Fracking is making a big difference in the world, more so that whacky Green ideas for energy. Now it appears the benefits of fracking can be extended further by using Carbon Dioxide.
Very strange how the Greens oppose this wondrous technology:
Talk about a win-win situation. Compressed carbon dioxide may be more suitable than water for fracturing methane-rich rock – a finding that could help the growing hydraulic fracturing industry extract more natural gas from spent fields. And because the carbon dioxide is then trapped below ground, the discovery could also spur the development of large-scale carbon sequestration.
Natural gas production has soared worldwide in recent years as a result ofhydraulic fracturing, or fracking – a process of injecting pressurised water into shale formations to fracture the rock and release massive amounts of natural gas trapped inside.
The more extensive the network of fractures created in the shale, the more pathways are available for the gas inside it to escape. Tsuyoshi Ishida at Kyoto University, Japan, and his colleagues have now found a way to greatly extend that network of fractures by replacing pressurised water with liquid or supercritical CO2.
On a broad scale, the pattern of fractures created in rock by conventional hydraulic fracturing is two-dimensional – the fractures tend to occur along a plane.
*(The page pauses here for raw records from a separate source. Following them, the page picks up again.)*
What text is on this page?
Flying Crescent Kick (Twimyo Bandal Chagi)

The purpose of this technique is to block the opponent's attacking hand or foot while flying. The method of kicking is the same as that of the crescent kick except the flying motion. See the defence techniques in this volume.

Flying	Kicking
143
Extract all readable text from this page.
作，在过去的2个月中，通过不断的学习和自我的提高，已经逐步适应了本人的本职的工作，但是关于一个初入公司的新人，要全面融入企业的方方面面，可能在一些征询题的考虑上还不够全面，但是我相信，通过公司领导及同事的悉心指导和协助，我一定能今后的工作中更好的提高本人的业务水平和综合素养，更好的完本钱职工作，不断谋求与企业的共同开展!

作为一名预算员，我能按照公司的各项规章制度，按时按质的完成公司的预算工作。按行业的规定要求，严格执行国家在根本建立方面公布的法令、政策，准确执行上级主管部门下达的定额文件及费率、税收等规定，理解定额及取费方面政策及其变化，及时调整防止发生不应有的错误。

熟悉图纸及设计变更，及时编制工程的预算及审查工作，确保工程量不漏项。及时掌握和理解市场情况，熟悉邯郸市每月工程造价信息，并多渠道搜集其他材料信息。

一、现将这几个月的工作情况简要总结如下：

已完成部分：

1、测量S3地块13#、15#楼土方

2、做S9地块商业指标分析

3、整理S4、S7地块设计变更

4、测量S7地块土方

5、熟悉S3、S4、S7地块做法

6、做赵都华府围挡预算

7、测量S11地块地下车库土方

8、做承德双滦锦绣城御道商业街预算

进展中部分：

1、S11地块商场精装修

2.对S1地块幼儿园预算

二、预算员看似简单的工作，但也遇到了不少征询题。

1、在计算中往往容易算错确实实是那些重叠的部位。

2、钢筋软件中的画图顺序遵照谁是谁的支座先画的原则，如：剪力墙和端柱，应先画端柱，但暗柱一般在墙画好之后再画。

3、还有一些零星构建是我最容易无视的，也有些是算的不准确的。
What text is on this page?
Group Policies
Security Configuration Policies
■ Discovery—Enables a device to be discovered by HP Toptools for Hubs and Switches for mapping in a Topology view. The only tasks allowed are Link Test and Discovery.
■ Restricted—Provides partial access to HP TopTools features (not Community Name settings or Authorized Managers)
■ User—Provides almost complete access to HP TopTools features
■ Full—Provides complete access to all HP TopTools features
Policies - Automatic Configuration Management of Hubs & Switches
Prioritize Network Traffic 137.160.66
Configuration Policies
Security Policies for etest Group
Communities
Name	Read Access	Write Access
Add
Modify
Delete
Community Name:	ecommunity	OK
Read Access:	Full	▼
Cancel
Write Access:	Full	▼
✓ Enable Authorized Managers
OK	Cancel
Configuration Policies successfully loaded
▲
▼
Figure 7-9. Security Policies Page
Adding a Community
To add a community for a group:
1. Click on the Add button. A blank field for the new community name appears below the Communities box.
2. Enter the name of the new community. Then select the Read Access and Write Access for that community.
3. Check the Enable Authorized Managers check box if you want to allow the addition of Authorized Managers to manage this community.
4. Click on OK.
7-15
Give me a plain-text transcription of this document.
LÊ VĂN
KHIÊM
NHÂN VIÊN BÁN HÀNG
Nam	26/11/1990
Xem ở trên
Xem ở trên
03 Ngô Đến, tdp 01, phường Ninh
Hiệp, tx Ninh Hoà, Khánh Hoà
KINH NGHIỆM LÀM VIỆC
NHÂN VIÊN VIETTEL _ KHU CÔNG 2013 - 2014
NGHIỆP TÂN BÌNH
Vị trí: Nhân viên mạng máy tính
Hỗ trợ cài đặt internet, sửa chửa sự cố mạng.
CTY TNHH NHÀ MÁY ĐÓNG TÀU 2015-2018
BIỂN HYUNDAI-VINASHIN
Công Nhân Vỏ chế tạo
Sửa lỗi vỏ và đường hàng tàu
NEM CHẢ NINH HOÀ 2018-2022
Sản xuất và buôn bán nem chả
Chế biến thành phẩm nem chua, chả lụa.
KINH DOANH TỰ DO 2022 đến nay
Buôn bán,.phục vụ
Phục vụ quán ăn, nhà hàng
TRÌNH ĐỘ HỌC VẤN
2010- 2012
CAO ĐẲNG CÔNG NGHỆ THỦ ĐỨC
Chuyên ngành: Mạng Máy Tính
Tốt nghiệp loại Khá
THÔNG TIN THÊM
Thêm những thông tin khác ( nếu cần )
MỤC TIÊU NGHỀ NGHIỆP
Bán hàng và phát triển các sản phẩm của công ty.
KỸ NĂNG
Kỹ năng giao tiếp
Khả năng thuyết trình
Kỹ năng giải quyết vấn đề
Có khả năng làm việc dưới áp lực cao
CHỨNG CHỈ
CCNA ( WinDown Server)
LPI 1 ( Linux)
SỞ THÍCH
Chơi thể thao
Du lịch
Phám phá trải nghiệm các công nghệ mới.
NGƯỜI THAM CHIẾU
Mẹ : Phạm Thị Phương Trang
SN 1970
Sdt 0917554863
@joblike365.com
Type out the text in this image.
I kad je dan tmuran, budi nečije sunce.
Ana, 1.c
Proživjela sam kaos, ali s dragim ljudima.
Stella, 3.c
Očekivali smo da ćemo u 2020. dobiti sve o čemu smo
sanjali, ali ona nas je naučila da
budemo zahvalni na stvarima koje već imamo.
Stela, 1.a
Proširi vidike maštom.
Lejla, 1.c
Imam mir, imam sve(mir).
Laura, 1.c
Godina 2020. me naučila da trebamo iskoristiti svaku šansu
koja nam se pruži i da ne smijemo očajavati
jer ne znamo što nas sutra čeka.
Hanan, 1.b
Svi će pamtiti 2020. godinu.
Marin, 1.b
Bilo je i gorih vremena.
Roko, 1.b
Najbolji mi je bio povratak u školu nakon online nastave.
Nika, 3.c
Ishida’s team found, through experiments involving cubes of granite, that compressed CO2 yielded a fracture pattern that was three-dimensional. Ishida expects the compressed CO2 would produce a similar 3D pattern of fracturing in shale too.
It’s unclear exactly why pressurised CO2 yields a different fracture pattern from water, but Ishida’s team suggest it might be connected to the fact that compressed CO2 is around 10 times less viscous than water.